For farmers, the one ray of hope had been the entry of large companies in fresh food retail. That hope is over. Farmers have understood that large retailers can’t be preferred customers in their current avatar.

“All of them — Reliance Fresh, Bharti, Wal-Mart, Six Ten, and Subhiksha — visit my village. We are not keen to sell to them because they demand higher quality but pay same mandi price. In the mandi we can sell even poorer-quality produce for the same price. So why should we lose money by selling to them,” says farmer Haneef of a village 20 km from Khanna, Asia’s largest grain mandi.

Various state governments set up APMCs – Agricultural Produce Marketing Committees – to “[regulate] the marketing of different kinds of agriculture and pisciculture produce for the same market area or any part thereof.” These APMCs set up the mandis you see in cities all around India. Some state governments – like Gujarat – allow private companies to set up their own mandis but the same groups that oppose “Big Retail” also oppose the entry of corporates into this sector. They are not concerned with the producer and the consumer; they only want their pound of flesh. Sugar cane farmers are sometimes the worst affected by government meddling.

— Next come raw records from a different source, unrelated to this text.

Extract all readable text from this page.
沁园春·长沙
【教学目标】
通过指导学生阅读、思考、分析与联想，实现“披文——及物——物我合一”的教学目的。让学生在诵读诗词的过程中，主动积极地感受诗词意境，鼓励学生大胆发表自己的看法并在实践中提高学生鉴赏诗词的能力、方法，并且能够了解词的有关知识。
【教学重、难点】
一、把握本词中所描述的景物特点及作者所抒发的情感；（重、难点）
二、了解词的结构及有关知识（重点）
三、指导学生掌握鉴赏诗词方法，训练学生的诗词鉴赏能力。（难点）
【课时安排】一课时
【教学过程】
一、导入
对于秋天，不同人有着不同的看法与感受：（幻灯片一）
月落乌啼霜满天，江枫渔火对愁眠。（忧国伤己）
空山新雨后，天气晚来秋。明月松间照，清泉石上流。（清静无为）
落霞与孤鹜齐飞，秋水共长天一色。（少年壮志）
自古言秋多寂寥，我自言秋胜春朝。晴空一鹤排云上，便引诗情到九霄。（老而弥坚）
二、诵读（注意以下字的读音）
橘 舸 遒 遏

Various state governments frame rules wherein farmers are prohibited from selling their produce to anyone except the mill – generally a cooperative one “run” by some crooked politician – in their district thereby, killing the market for cane.

Back to Srinivas’ article, the RBI monopoly on banking regulation makes it impossible for the food processing industry to access loans from banks-

But processors feel equally chopped and quartered by the lack of working capital. They buy fresh produce at harvest, process (which takes about six weeks) and market it over the off season. Most companies do two sale cycles in a year. Unfortunately, that isn’t good enough for their bankers, who demand sales worth Rs 5 for every rupee invested.

“They say these are RBI norms. If that is so, the rules need to be changed,” says the managing director of a Chandigarh-based company that makes frozen foods, ready meals, ketchups and stuff for brands such as Heinz, Al Kabeer, Reliance, and Big Bazaar, besides exports. Fresh food processors have to rotate their working capital as best as they can. When they fail, they fall sick and collapse. “The problem is not with the food processing industry. The problem is with the crazy credit lines,” he points out.

After crippling farming, forcing consumers to pay obscene prices for vegetables, controlling retail to “protect the livelihood” of the dig-a-pit-fill-it-and-call-it-work brigade, the government is out to cripple the processed foods industry.

No wonder vegetables rot away, the farmers remain poor and vegetables prices are outrageous. If the situation has to improve, every minister, bureaucrat and “social worker” needs a sound kick on their back side. They surely deserve it!